I have had the great good fortune to work with talented colleagues and always found fulfilment in my professional and personal life. The fascination of medicine in its many guises has linked my various activities, and the years have passed all too soon.

What advice would you give other doctors who would like to explore leadership roles in their careers?

Being a good doctor entails leadership. The process of diagnosis and treatment inevitably requires an ability to work with others. Those doctors wishing to undertake more formal leadership roles must acquire the appropriate knowledge and skills. Two additional attributes are, I think, essential. Individuals must be well regarded in their current role; it is difficult to gain respect if others are aware of significant deficiencies in your own medical practice. And having a clear view of what you are trying to achieve is essential.
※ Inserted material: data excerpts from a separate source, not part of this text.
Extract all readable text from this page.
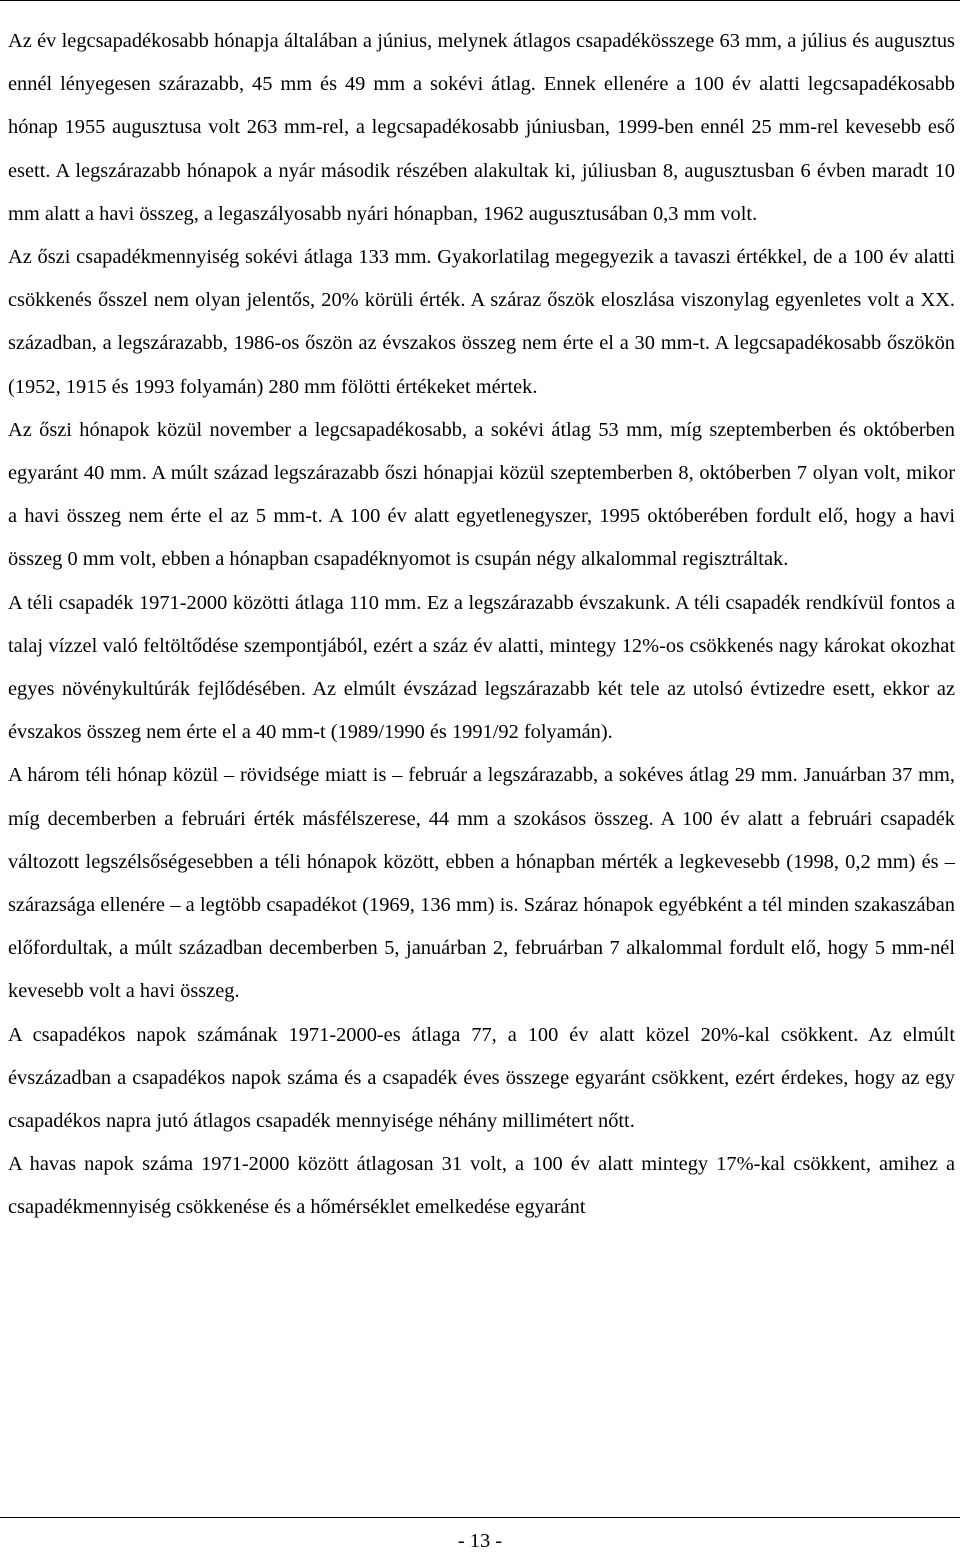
Az év legcsapadékosabb hónapja általában a június, melynek átlagos csapadékösszege 63 mm, a július és augusztus ennél lényegesen szárazabb, 45 mm és 49 mm a sokévi átlag. Ennek ellenére a 100 év alatti legcsapadékosabb hónap 1955 augusztusa volt 263 mm-rel, a legcsapadékosabb júniusban, 1999-ben ennél 25 mm-rel kevesebb eső esett. A legszárazabb hónapok a nyár második részében alakultak ki, júliusban 8, augusztusban 6 évben maradt 10 mm alatt a havi összeg, a legaszályosabb nyári hónapban, 1962 augusztusában 0,3 mm volt.

Az őszi csapadékmennyiség sokévi átlaga 133 mm. Gyakorlatilag megegyezik a tavaszi értékkel, de a 100 év alatti csökkenés ősszel nem olyan jelentős, 20% körüli érték. A száraz őszök eloszlása viszonylag egyenletes volt a XX. században, a legszárazabb, 1986-os őszön az évszakos összeg nem érte el a 30 mm-t. A legcsapadékosabb őszökön (1952, 1915 és 1993 folyamán) 280 mm fölötti értékeket mértek.

Az őszi hónapok közül november a legcsapadékosabb, a sokévi átlag 53 mm, míg szeptemberben és októberben egyaránt 40 mm. A múlt század legszárazabb őszi hónapjai közül szeptemberben 8, októberben 7 olyan volt, mikor a havi összeg nem érte el az 5 mm-t. A 100 év alatt egyetlenegyszer, 1995 októberében fordult elő, hogy a havi összeg 0 mm volt, ebben a hónapban csapadéknyomot is csupán négy alkalommal regisztráltak.

A téli csapadék 1971-2000 közötti átlaga 110 mm. Ez a legszárazabb évszakunk. A téli csapadék rendkívül fontos a talaj vízzel való feltöltődése szempontjából, ezért a száz év alatti, mintegy 12%-os csökkenés nagy károkat okozhat egyes növénykultúrák fejlődésében. Az elmúlt évszázad legszárazabb két tele az utolsó évtizedre esett, ekkor az évszakos összeg nem érte el a 40 mm-t (1989/1990 és 1991/92 folyamán).

A három téli hónap közül – rövidsége miatt is – február a legszárazabb, a sokéves átlag 29 mm. Januárban 37 mm, míg decemberben a februári érték másfélszerese, 44 mm a szokásos összeg. A 100 év alatt a februári csapadék változott legszélsőségesebben a téli hónapok között, ebben a hónapban mérték a legkevesebb (1998, 0,2 mm) és – szárazsága ellenére – a legtöbb csapadékot (1969, 136 mm) is. Száraz hónapok egyébként a tél minden szakaszában előfordultak, a múlt században decemberben 5, januárban 2, februárban 7 alkalommal fordult elő, hogy 5 mm-nél kevesebb volt a havi összeg.

A csapadékos napok számának 1971-2000-es átlaga 77, a 100 év alatt közel 20%-kal csökkent. Az elmúlt évszázadban a csapadékos napok száma és a csapadék éves összege egyaránt csökkent, ezért érdekes, hogy az egy csapadékos napra jutó átlagos csapadék mennyisége néhány millimétert nőtt.

A havas napok száma 1971-2000 között átlagosan 31 volt, a 100 év alatt mintegy 17%-kal csökkent, amihez a csapadékmennyiség csökkenése és a hőmérséklet emelkedése egyaránt

- 13 -
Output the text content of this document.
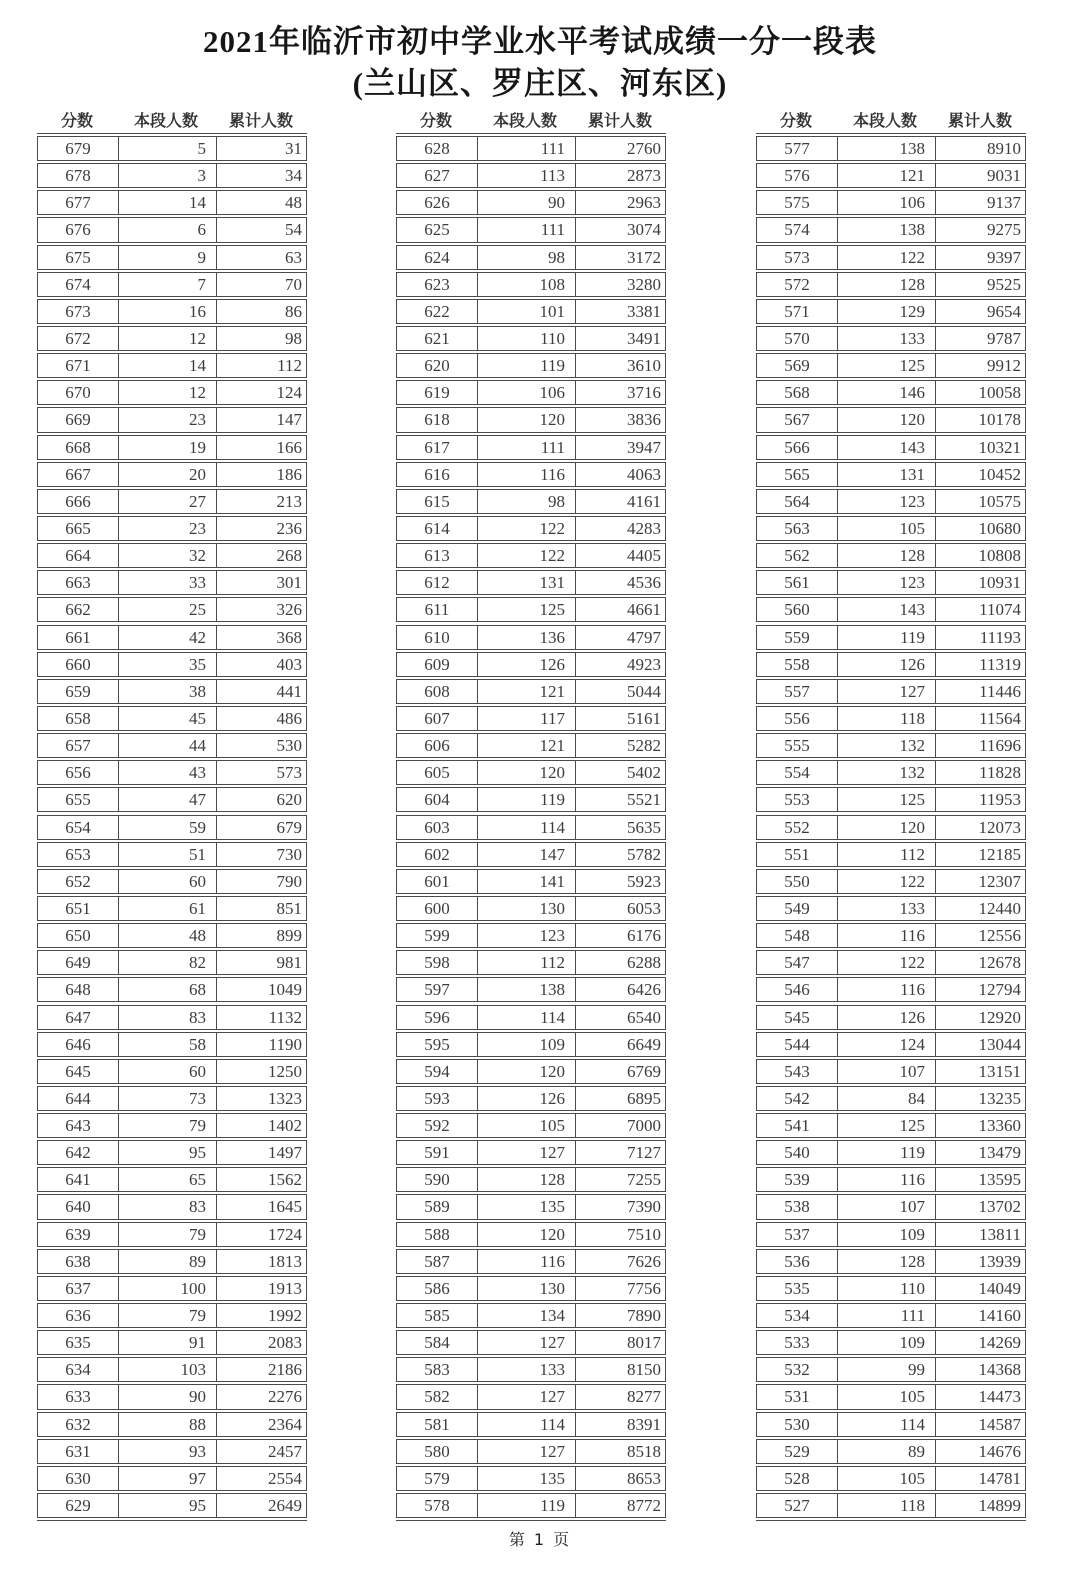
2021年临沂市初中学业水平考试成绩一分一段表
(兰山区、罗庄区、河东区)
分数	本段人数	累计人数
679	5	31
678	3	34
677	14	48
676	6	54
675	9	63
674	7	70
673	16	86
672	12	98
671	14	112
670	12	124
669	23	147
668	19	166
667	20	186
666	27	213
665	23	236
664	32	268
663	33	301
662	25	326
661	42	368
660	35	403
659	38	441
658	45	486
657	44	530
656	43	573
655	47	620
654	59	679
653	51	730
652	60	790
651	61	851
650	48	899
649	82	981
648	68	1049
647	83	1132
646	58	1190
645	60	1250
644	73	1323
643	79	1402
642	95	1497
641	65	1562
640	83	1645
639	79	1724
638	89	1813
637	100	1913
636	79	1992
635	91	2083
634	103	2186
633	90	2276
632	88	2364
631	93	2457
630	97	2554
629	95	2649
分数	本段人数	累计人数
628	111	2760
627	113	2873
626	90	2963
625	111	3074
624	98	3172
623	108	3280
622	101	3381
621	110	3491
620	119	3610
619	106	3716
618	120	3836
617	111	3947
616	116	4063
615	98	4161
614	122	4283
613	122	4405
612	131	4536
611	125	4661
610	136	4797
609	126	4923
608	121	5044
607	117	5161
606	121	5282
605	120	5402
604	119	5521
603	114	5635
602	147	5782
601	141	5923
600	130	6053
599	123	6176
598	112	6288
597	138	6426
596	114	6540
595	109	6649
594	120	6769
593	126	6895
592	105	7000
591	127	7127
590	128	7255
589	135	7390
588	120	7510
587	116	7626
586	130	7756
585	134	7890
584	127	8017
583	133	8150
582	127	8277
581	114	8391
580	127	8518
579	135	8653
578	119	8772
分数	本段人数	累计人数
577	138	8910
576	121	9031
575	106	9137
574	138	9275
573	122	9397
572	128	9525
571	129	9654
570	133	9787
569	125	9912
568	146	10058
567	120	10178
566	143	10321
565	131	10452
564	123	10575
563	105	10680
562	128	10808
561	123	10931
560	143	11074
559	119	11193
558	126	11319
557	127	11446
556	118	11564
555	132	11696
554	132	11828
553	125	11953
552	120	12073
551	112	12185
550	122	12307
549	133	12440
548	116	12556
547	122	12678
546	116	12794
545	126	12920
544	124	13044
543	107	13151
542	84	13235
541	125	13360
540	119	13479
539	116	13595
538	107	13702
537	109	13811
536	128	13939
535	110	14049
534	111	14160
533	109	14269
532	99	14368
531	105	14473
530	114	14587
529	89	14676
528	105	14781
527	118	14899
第 1 页
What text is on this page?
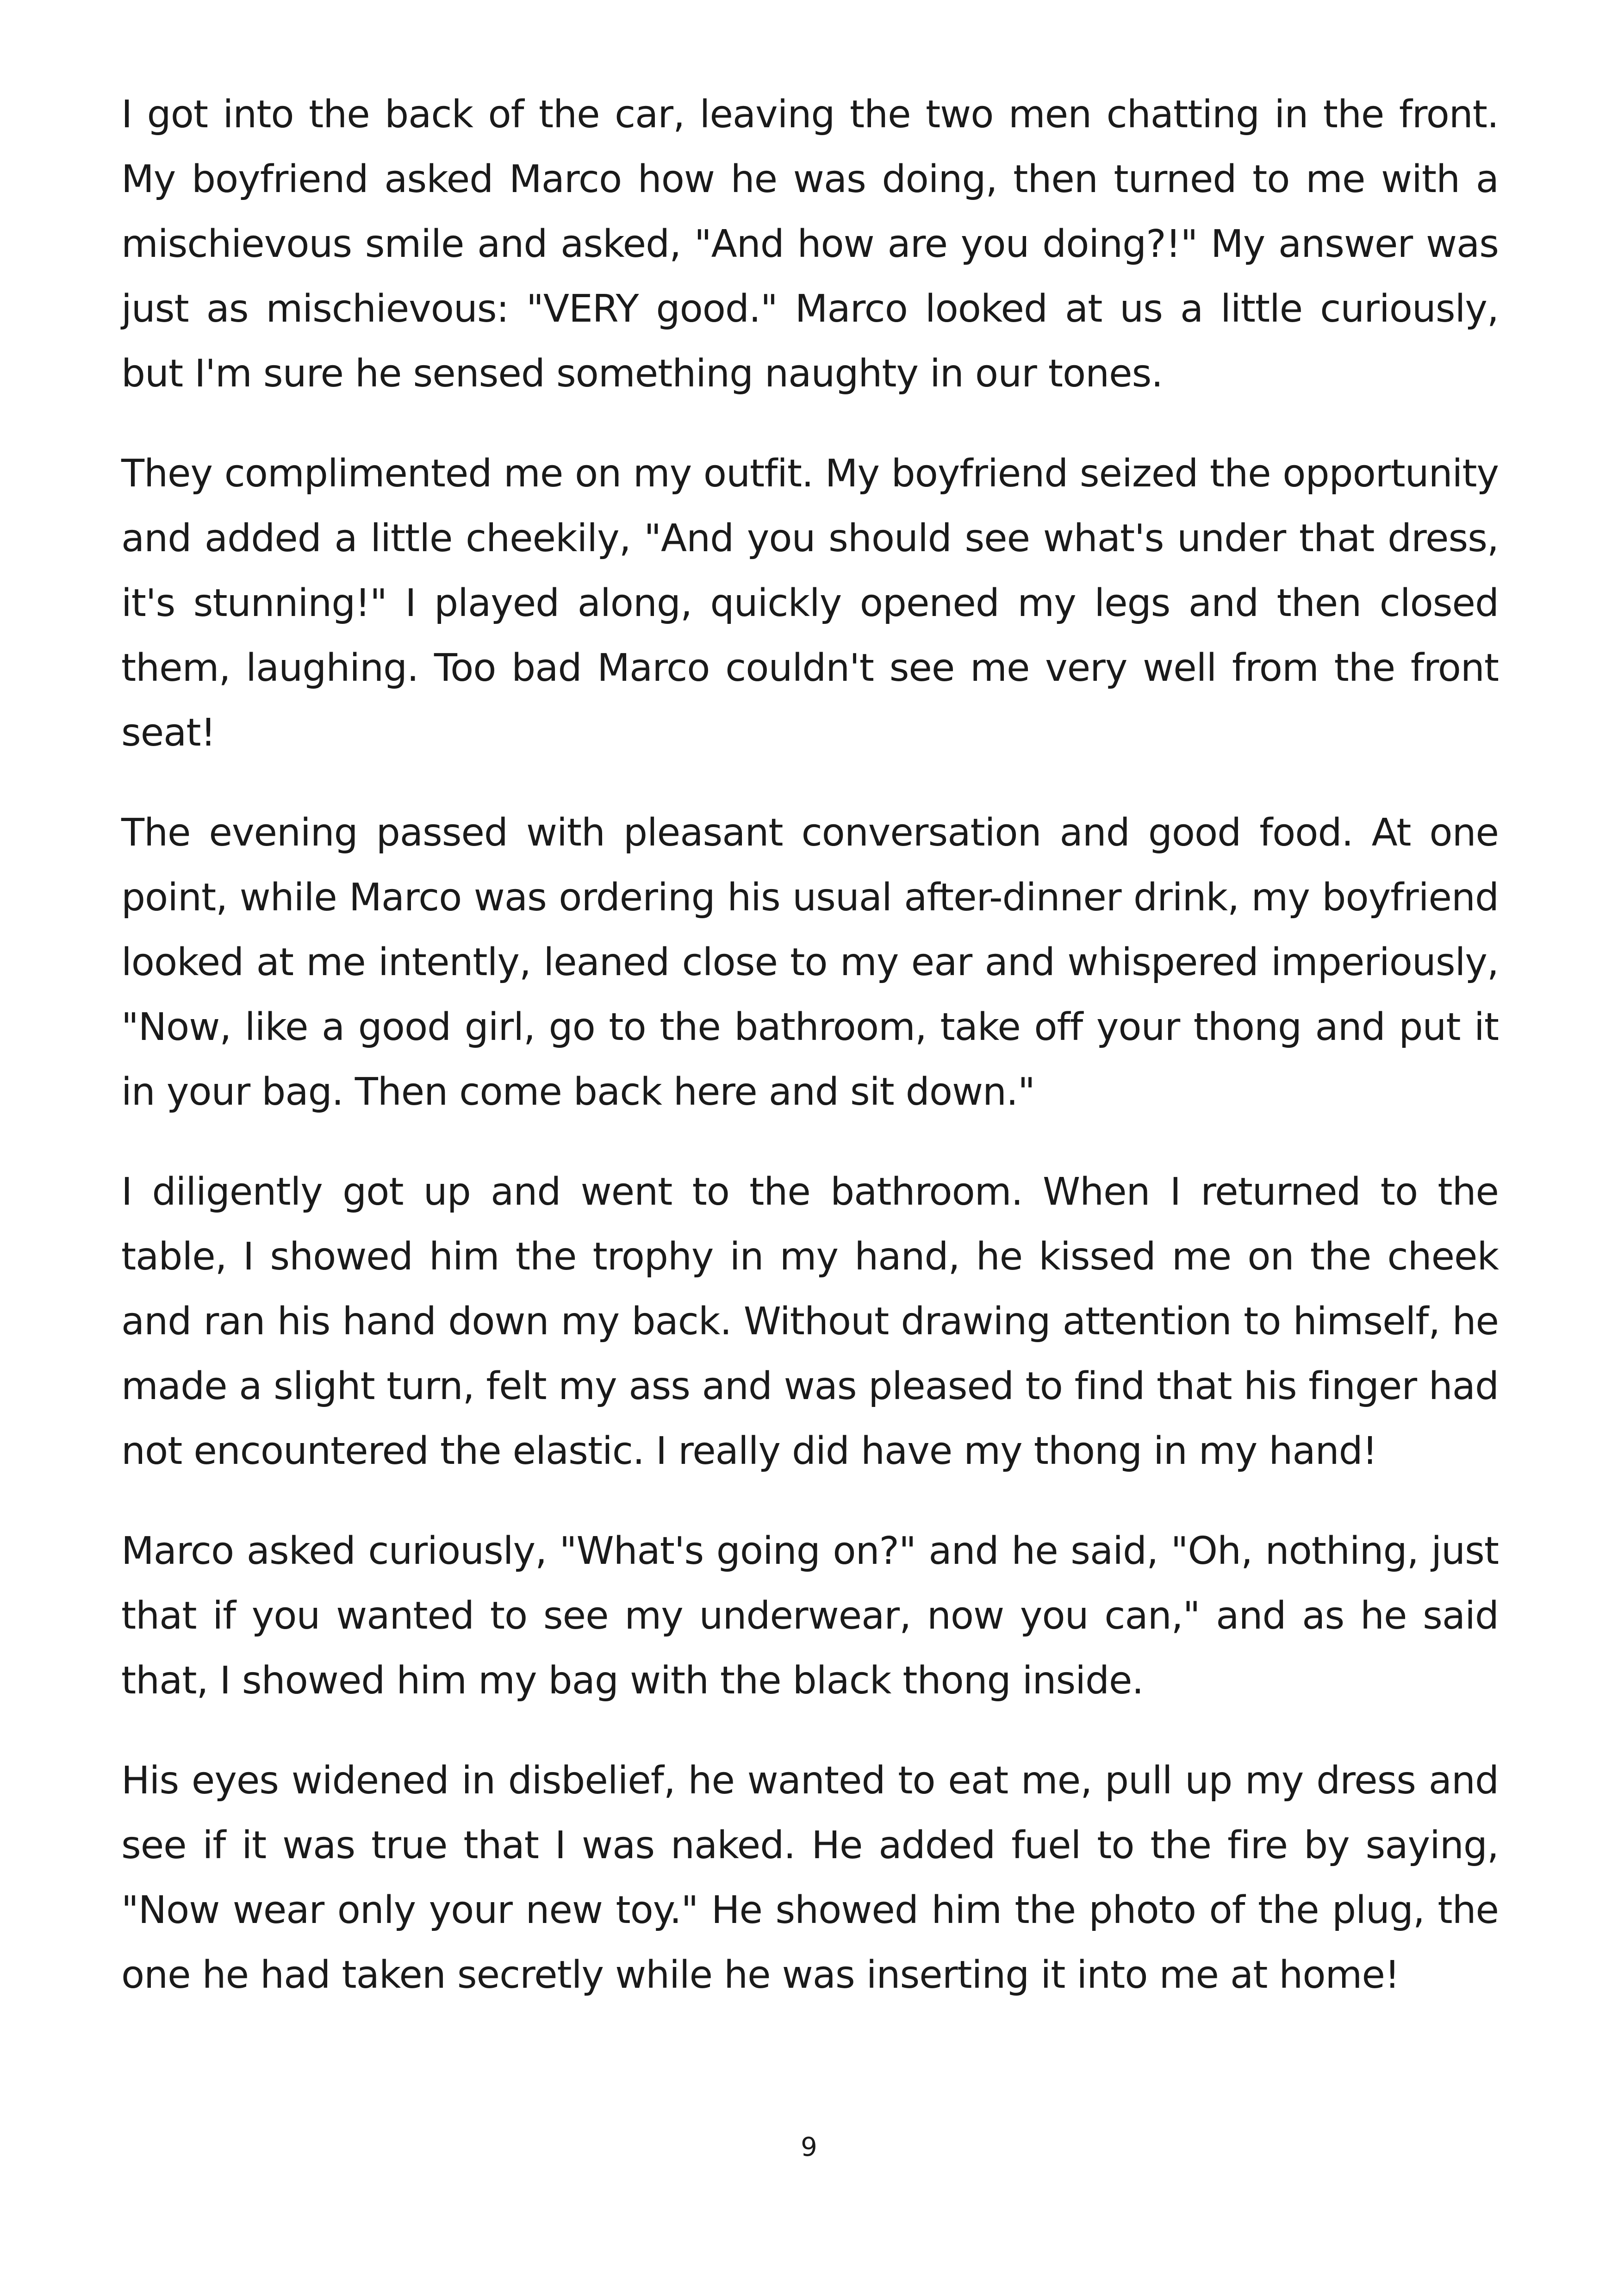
I got into the back of the car, leaving the two men chatting in the front. My boyfriend asked Marco how he was doing, then turned to me with a mischievous smile and asked, "And how are you doing?!" My answer was just as mischievous: "VERY good." Marco looked at us a little curiously, but I'm sure he sensed something naughty in our tones.

They complimented me on my outfit. My boyfriend seized the opportunity and added a little cheekily, "And you should see what's under that dress, it's stunning!" I played along, quickly opened my legs and then closed them, laughing. Too bad Marco couldn't see me very well from the front seat!

The evening passed with pleasant conversation and good food. At one point, while Marco was ordering his usual after-dinner drink, my boyfriend looked at me intently, leaned close to my ear and whispered imperiously, "Now, like a good girl, go to the bathroom, take off your thong and put it in your bag. Then come back here and sit down."

I diligently got up and went to the bathroom. When I returned to the table, I showed him the trophy in my hand, he kissed me on the cheek and ran his hand down my back. Without drawing attention to himself, he made a slight turn, felt my ass and was pleased to find that his finger had not encountered the elastic. I really did have my thong in my hand!

Marco asked curiously, "What's going on?" and he said, "Oh, nothing, just that if you wanted to see my underwear, now you can," and as he said that, I showed him my bag with the black thong inside.

His eyes widened in disbelief, he wanted to eat me, pull up my dress and see if it was true that I was naked. He added fuel to the fire by saying, "Now wear only your new toy." He showed him the photo of the plug, the one he had taken secretly while he was inserting it into me at home!

9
How are you going to fill the holes in your diary when you have relinquished your GMC role?

Without much difficulty, I suspect. I am an inveterate fiddler and have a number of projects on the go at any one time, many of which are never finished. My wife, Joan, and I have a couple of English setters and they require constant exercise. With a cottage and some land in the Cairngorms National Park there is never enough time to enjoy the local hills and glens. And inevitably we shall find time to repay the hospitality of our friends who have kept in touch during the decade I have been in London.

My university post will continue after I leave the Council and I shall give more time to the Scottish Stem Cell Network which I chair. Our children now have children of their own who are great fun. The GMC chapter is closing but the story goes on. I don’t want that to end just yet.